William Robertson se mêle des affaires mais ne trempe pas. On l’imagine distant, réfléchi, mesuré. De son temps de « P&I » dans les années 1980, il était certainement de ceux qui planchaient sur les « hard cases », au rang desquels les incidents impliquant la vie humaine. Sur les listes dressées par les Clubs, les passagers clandestins côtoient sur une même ligne d’encre les déserteurs et les grévistes : l’assureur prend à sa charge les frais dérivés de leur présence, et il lui revient de résoudre l’histoire des problèmes. Achever celle du passager clandestin dépend pour beaucoup de son embarcation : si la ligne maritime est régulière, l’histoire se solde par un enfermement à bord jusqu’au retour dans le port d’embarquement – le cas est simple. Mais à l’inverse, comment boucler le voyage d’une personne partout indésirable et qui se trouve sur un tramper, un navire naviguant à travers le monde sans trajectoire fixe ?

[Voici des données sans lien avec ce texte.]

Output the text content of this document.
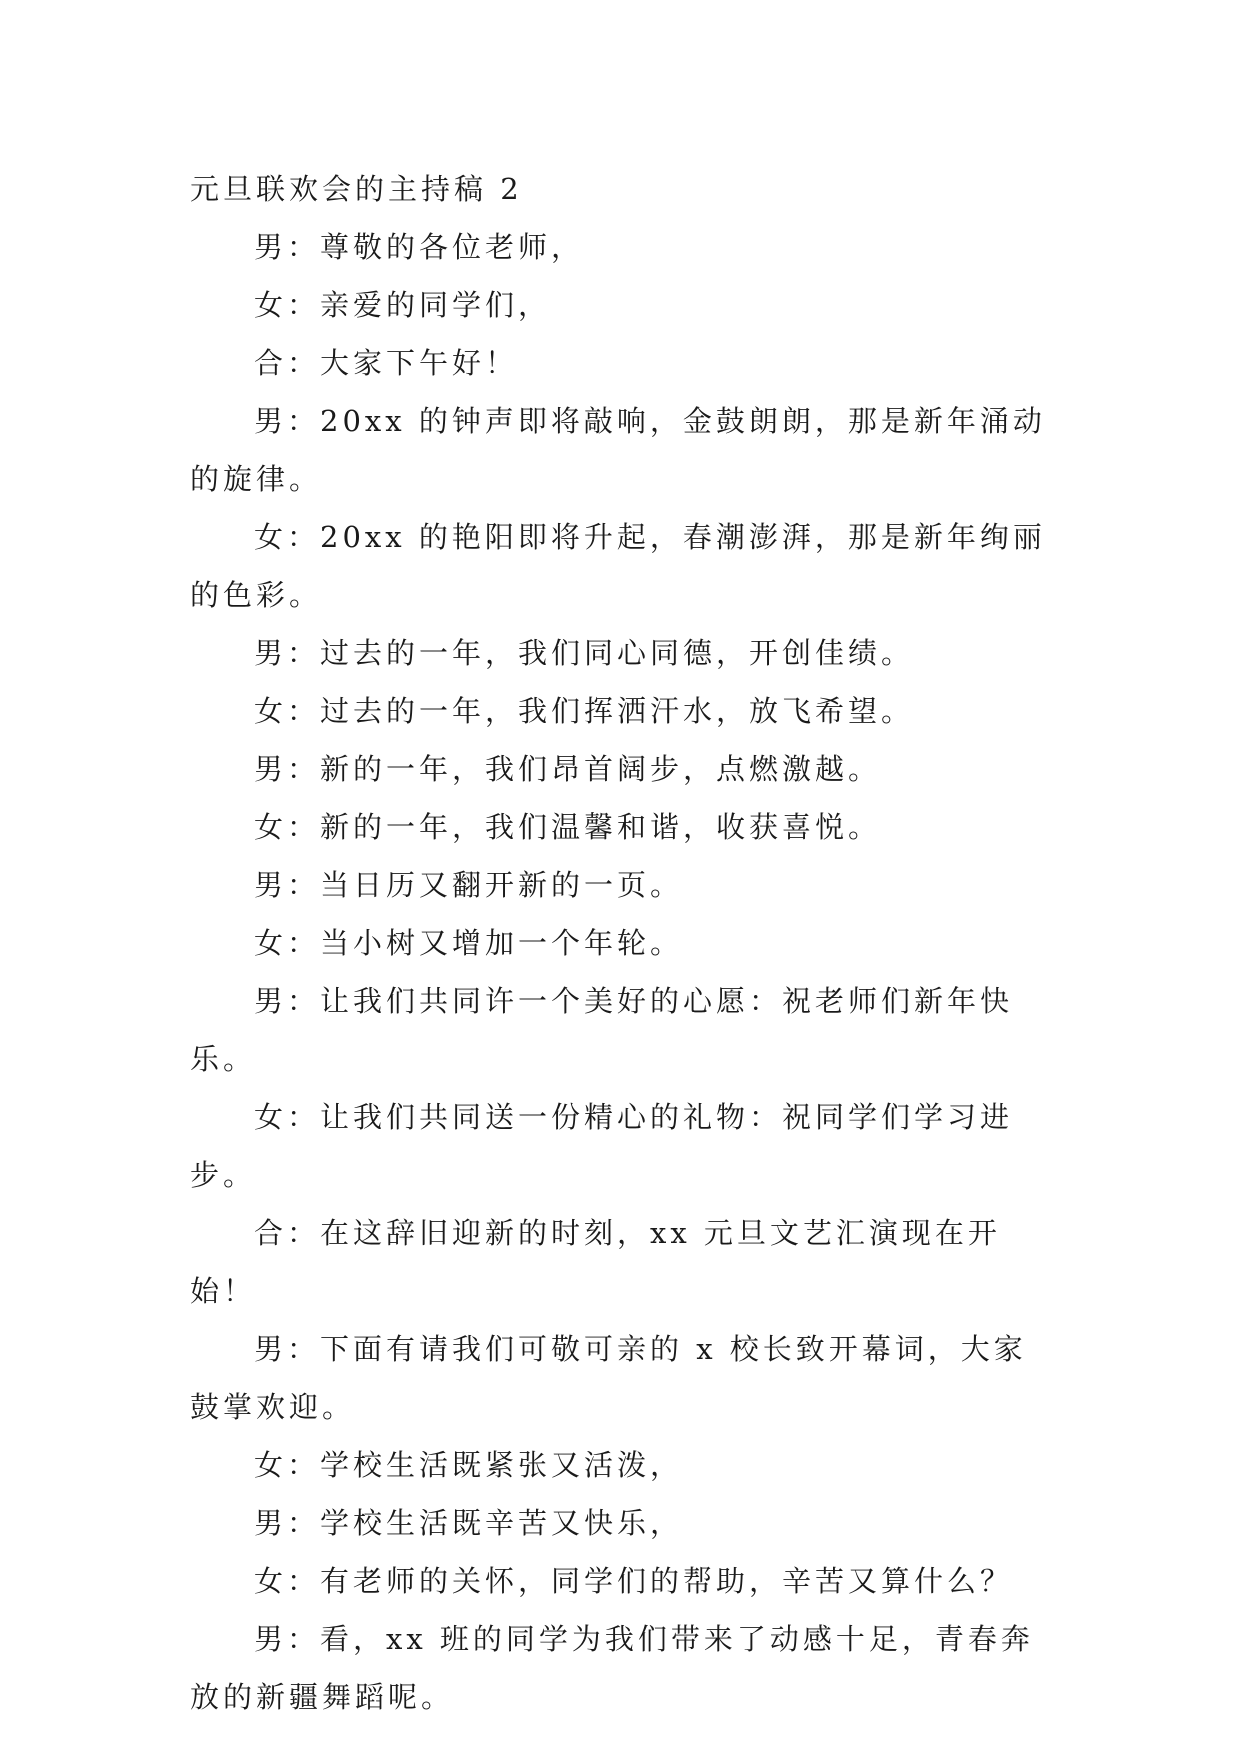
元旦联欢会的主持稿 2

男：尊敬的各位老师，

女：亲爱的同学们，

合：大家下午好！

男：20xx 的钟声即将敲响，金鼓朗朗，那是新年涌动的旋律。

女：20xx 的艳阳即将升起，春潮澎湃，那是新年绚丽的色彩。

男：过去的一年，我们同心同德，开创佳绩。

女：过去的一年，我们挥洒汗水，放飞希望。

男：新的一年，我们昂首阔步，点燃激越。

女：新的一年，我们温馨和谐，收获喜悦。

男：当日历又翻开新的一页。

女：当小树又增加一个年轮。

男：让我们共同许一个美好的心愿：祝老师们新年快乐。

女：让我们共同送一份精心的礼物：祝同学们学习进步。

合：在这辞旧迎新的时刻，xx 元旦文艺汇演现在开始！

男：下面有请我们可敬可亲的 x 校长致开幕词，大家鼓掌欢迎。

女：学校生活既紧张又活泼，

男：学校生活既辛苦又快乐，

女：有老师的关怀，同学们的帮助，辛苦又算什么？

男：看，xx 班的同学为我们带来了动感十足，青春奔放的新疆舞蹈呢。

Il est des noms et des domaines bâtis sur du minuscule et de l'a priori insignifiant. Quand en 1994, William Roberston décida d'accoler son patronyme à la résolution de cette épineuse question, il évita soigneusement de se faire ranger dans la catégorie des passionnés ou des opportunistes: sa société Robmarine Shipping (Overseas) répondait à une demande pressante. Spécialisée dans la mise en oeuvre de protocoles visant à extraire un passager clandestin d'un navire sans en retarder la course, Robmarine participe avec professionnalisme à l'élaboration d'une politique migratoire privée. Autrement dit, elle s'associe (avec les P&I Clubs qui ne recourent pas à ses services) à la définition de procédures d'expulsion alternatives à celles menées par les Etats dans le cadre de la répression des étrangers. Il faut dire qu'à bien des égards, les sociétés d'assurance du monde maritime gagnent à développer ce savoir-faire autonome -- dans les rares cas où l'Etat met son nez dans l'affaire, le bateau est immobilisé au port dans l'attente d'une décision, et la livraison retardée.

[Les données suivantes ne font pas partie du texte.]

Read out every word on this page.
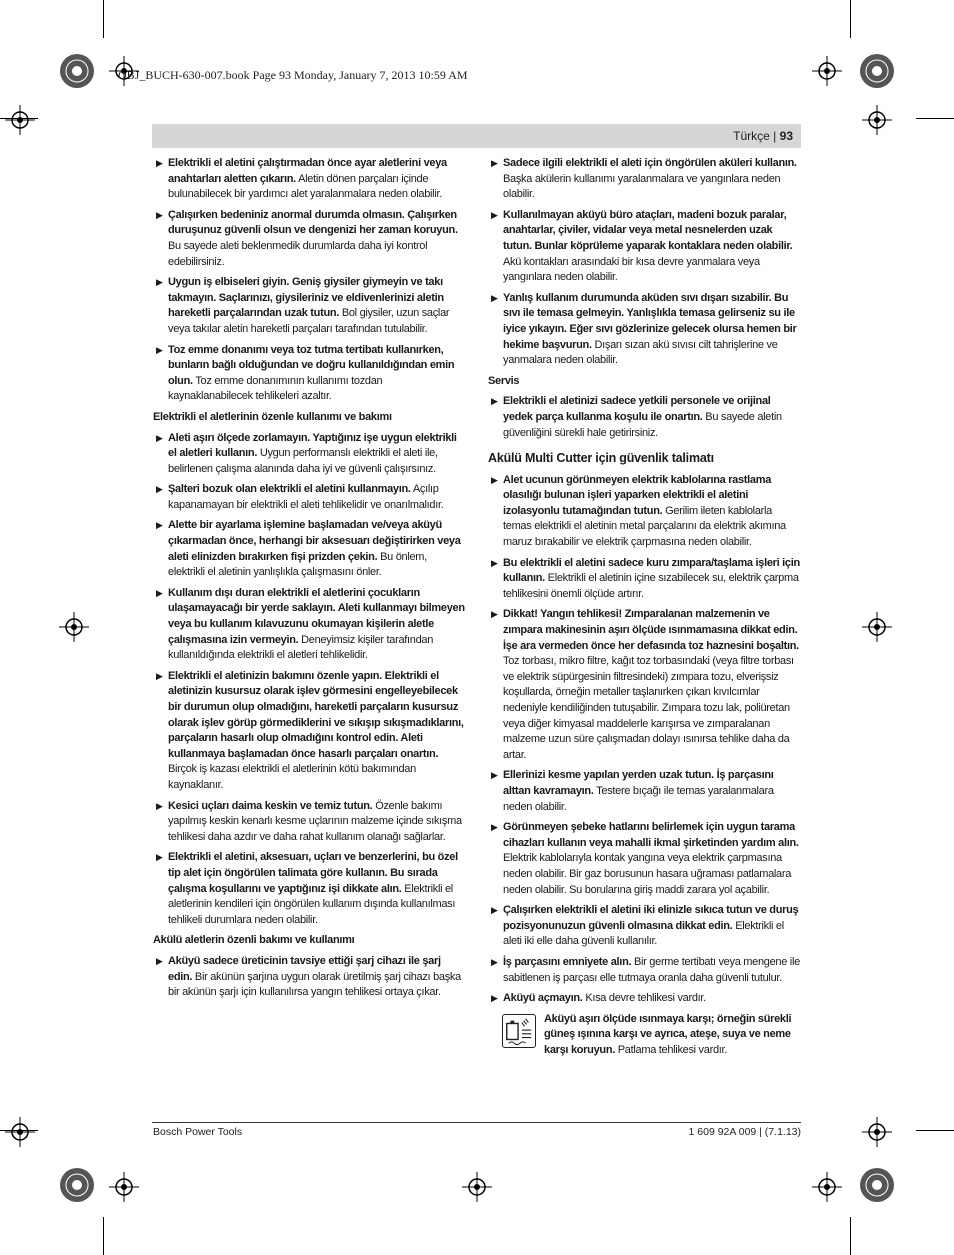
OBJ_BUCH-630-007.book Page 93 Monday, January 7, 2013 10:59 AM
Türkçe | 93
▶ Elektrikli el aletini çalıştırmadan önce ayar aletlerini veya anahtarları aletten çıkarın. Aletin dönen parçaları içinde bulunabilecek bir yardımcı alet yaralanmalara neden olabilir.
▶ Çalışırken bedeniniz anormal durumda olmasın. Çalışırken duruşunuz güvenli olsun ve dengenizi her zaman koruyun. Bu sayede aleti beklenmedik durumlarda daha iyi kontrol edebilirsiniz.
▶ Uygun iş elbiseleri giyin. Geniş giysiler giymeyin ve takı takmayın. Saçlarınızı, giysileriniz ve eldivenlerinizi aletin hareketli parçalarından uzak tutun. Bol giysiler, uzun saçlar veya takılar aletin hareketli parçaları tarafından tutulabilir.
▶ Toz emme donanımı veya toz tutma tertibatı kullanırken, bunların bağlı olduğundan ve doğru kullanıldığından emin olun. Toz emme donanımının kullanımı tozdan kaynaklanabilecek tehlikeleri azaltır.
Elektrikli el aletlerinin özenle kullanımı ve bakımı
▶ Aleti aşırı ölçede zorlamayın. Yaptığınız işe uygun elektrikli el aletleri kullanın. Uygun performanslı elektrikli el aleti ile, belirlenen çalışma alanında daha iyi ve güvenli çalışırsınız.
▶ Şalteri bozuk olan elektrikli el aletini kullanmayın. Açılıp kapanamayan bir elektrikli el aleti tehlikelidir ve onarılmalıdır.
▶ Alette bir ayarlama işlemine başlamadan ve/veya aküyü çıkarmadan önce, herhangi bir aksesuarı değiştirirken veya aleti elinizden bırakırken fişi prizden çekin. Bu önlem, elektrikli el aletinin yanlışlıkla çalışmasını önler.
▶ Kullanım dışı duran elektrikli el aletlerini çocukların ulaşamayacağı bir yerde saklayın. Aleti kullanmayı bilmeyen veya bu kullanım kılavuzunu okumayan kişilerin aletle çalışmasına izin vermeyin. Deneyimsiz kişiler tarafından kullanıldığında elektrikli el aletleri tehlikelidir.
▶ Elektrikli el aletinizin bakımını özenle yapın. Elektrikli el aletinizin kusursuz olarak işlev görmesini engelleyebilecek bir durumun olup olmadığını, hareketli parçaların kusursuz olarak işlev görüp görmediklerini ve sıkışıp sıkışmadıklarını, parçaların hasarlı olup olmadığını kontrol edin. Aleti kullanmaya başlamadan önce hasarlı parçaları onartın. Birçok iş kazası elektrikli el aletlerinin kötü bakımından kaynaklanır.
▶ Kesici uçları daima keskin ve temiz tutun. Özenle bakımı yapılmış keskin kenarlı kesme uçlarının malzeme içinde sıkışma tehlikesi daha azdır ve daha rahat kullanım olanağı sağlarlar.
▶ Elektrikli el aletini, aksesuarı, uçları ve benzerlerini, bu özel tip alet için öngörülen talimata göre kullanın. Bu sırada çalışma koşullarını ve yaptığınız işi dikkate alın. Elektrikli el aletlerinin kendileri için öngörülen kullanım dışında kullanılması tehlikeli durumlara neden olabilir.
Akülü aletlerin özenli bakımı ve kullanımı
▶ Aküyü sadece üreticinin tavsiye ettiği şarj cihazı ile şarj edin. Bir akünün şarjına uygun olarak üretilmiş şarj cihazı başka bir akünün şarjı için kullanılırsa yangın tehlikesi ortaya çıkar.
▶ Sadece ilgili elektrikli el aleti için öngörülen aküleri kullanın. Başka akülerin kullanımı yaralanmalara ve yangınlara neden olabilir.
▶ Kullanılmayan aküyü büro ataçları, madeni bozuk paralar, anahtarlar, çiviler, vidalar veya metal nesnelerden uzak tutun. Bunlar köprüleme yaparak kontaklara neden olabilir. Akü kontakları arasındaki bir kısa devre yanmalara veya yangınlara neden olabilir.
▶ Yanlış kullanım durumunda aküden sıvı dışarı sızabilir. Bu sıvı ile temasa gelmeyin. Yanlışlıkla temasa gelirseniz su ile iyice yıkayın. Eğer sıvı gözlerinize gelecek olursa hemen bir hekime başvurun. Dışarı sızan akü sıvısı cilt tahrişlerine ve yanmalara neden olabilir.
Servis
▶ Elektrikli el aletinizi sadece yetkili personele ve orijinal yedek parça kullanma koşulu ile onartın. Bu sayede aletin güvenliğini sürekli hale getirirsiniz.
Akülü Multi Cutter için güvenlik talimatı
▶ Alet ucunun görünmeyen elektrik kablolarına rastlama olasılığı bulunan işleri yaparken elektrikli el aletini izolasyonlu tutamağından tutun. Gerilim ileten kablolarla temas elektrikli el aletinin metal parçalarını da elektrik akımına maruz bırakabilir ve elektrik çarpmasına neden olabilir.
▶ Bu elektrikli el aletini sadece kuru zımpara/taşlama işleri için kullanın. Elektrikli el aletinin içine sızabilecek su, elektrik çarpma tehlikesini önemli ölçüde artırır.
▶ Dikkat! Yangın tehlikesi! Zımparalanan malzemenin ve zımpara makinesinin aşırı ölçüde ısınmamasına dikkat edin. İşe ara vermeden önce her defasında toz haznesini boşaltın. Toz torbası, mikro filtre, kağıt toz torbasındaki (veya filtre torbası ve elektrik süpürgesinin filtresindeki) zımpara tozu, elverişsiz koşullarda, örneğin metaller taşlanırken çıkan kıvılcımlar nedeniyle kendiliğinden tutuşabilir. Zımpara tozu lak, poliüretan veya diğer kimyasal maddelerle karışırsa ve zımparalanan malzeme uzun süre çalışmadan dolayı ısınırsa tehlike daha da artar.
▶ Ellerinizi kesme yapılan yerden uzak tutun. İş parçasını alttan kavramayın. Testere bıçağı ile temas yaralanmalara neden olabilir.
▶ Görünmeyen şebeke hatlarını belirlemek için uygun tarama cihazları kullanın veya mahalli ikmal şirketinden yardım alın. Elektrik kablolarıyla kontak yangına veya elektrik çarpmasına neden olabilir. Bir gaz borusunun hasara uğraması patlamalara neden olabilir. Su borularına giriş maddi zarara yol açabilir.
▶ Çalışırken elektrikli el aletini iki elinizle sıkıca tutun ve duruş pozisyonunuzun güvenli olmasına dikkat edin. Elektrikli el aleti iki elle daha güvenli kullanılır.
▶ İş parçasını emniyete alın. Bir germe tertibatı veya mengene ile sabitlenen iş parçası elle tutmaya oranla daha güvenli tutulur.
▶ Aküyü açmayın. Kısa devre tehlikesi vardır.
Aküyü aşırı ölçüde ısınmaya karşı; örneğin sürekli güneş ışınına karşı ve ayrıca, ateşe, suya ve neme karşı koruyun. Patlama tehlikesi vardır.
Bosch Power Tools	1 609 92A 009 | (7.1.13)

Dans le port de Burgas, en 2008, les hommes envoyés par William Roberston ont patrouillé à quai pendant quelques jours, la police locale tardant à prendre ses dispositions au sujet de quatre Algériens égarés en mer Noire sur un bateau battant pavillon panaméen. Les autre ont fini dans le centre de rétention de Bustmansi. Ils sont une exception. Pour les autres tramper boys, la procédure glisse à une allure infernale. A partir du moment où le capitaine découvre le passager, il s'agit -- pour William, pour les P&I -- de l'« identifier » afin de lui réunir un « nécessaire à prendre l'avion » [9] dans le prochain pays d'escale. Dernièrement, on trouvait sur le site internet de Robmarine une demande officielle adressée par l'Etat tanzanien aux Clubs pour leur demander de cesser de réadmettre sur son sol des passagers clandestins d'une autre origine. Et l'on se souvient de Fabio, agent P&I à Barcelone, tapant rageusement du poing sur la table suite au refus de l'ambassade marocaine de reconnaître un jeune homme sans l'avoir vu, alors que Fabio acceptait de « tout payer ». Il est des moment où la petite mécanique s'enraye. Mais ils sont toujours anecdotiques.

Notes

[1] Voir rapport Migreurop 2010-2011, p. 67.

[2] Dans un entretien mené par Max Sabadell en février 2013.

[3] Citons le Tsavliris Salvage Group.

[4] Il est membre de la London Maritime Arbitrators Association.

[5] Les P&I Clubs couvrent aujourd'hui plus de 90% des bateaux de la marine marchande mondiale.

[6] El Watan du 19/10/12.

[7] Migreurop, Op. Cit., p. 63.

[8] Cf. Circulaires du MSC/OMI

[9] Composé d'un laissez-passer de l'ambassade du pays d'origine, d'une autorisation des autorités locales, de billets d'avion et d'une escorte privée jusqu'au pays d'origine. Voir Migreurop, Op. Cit.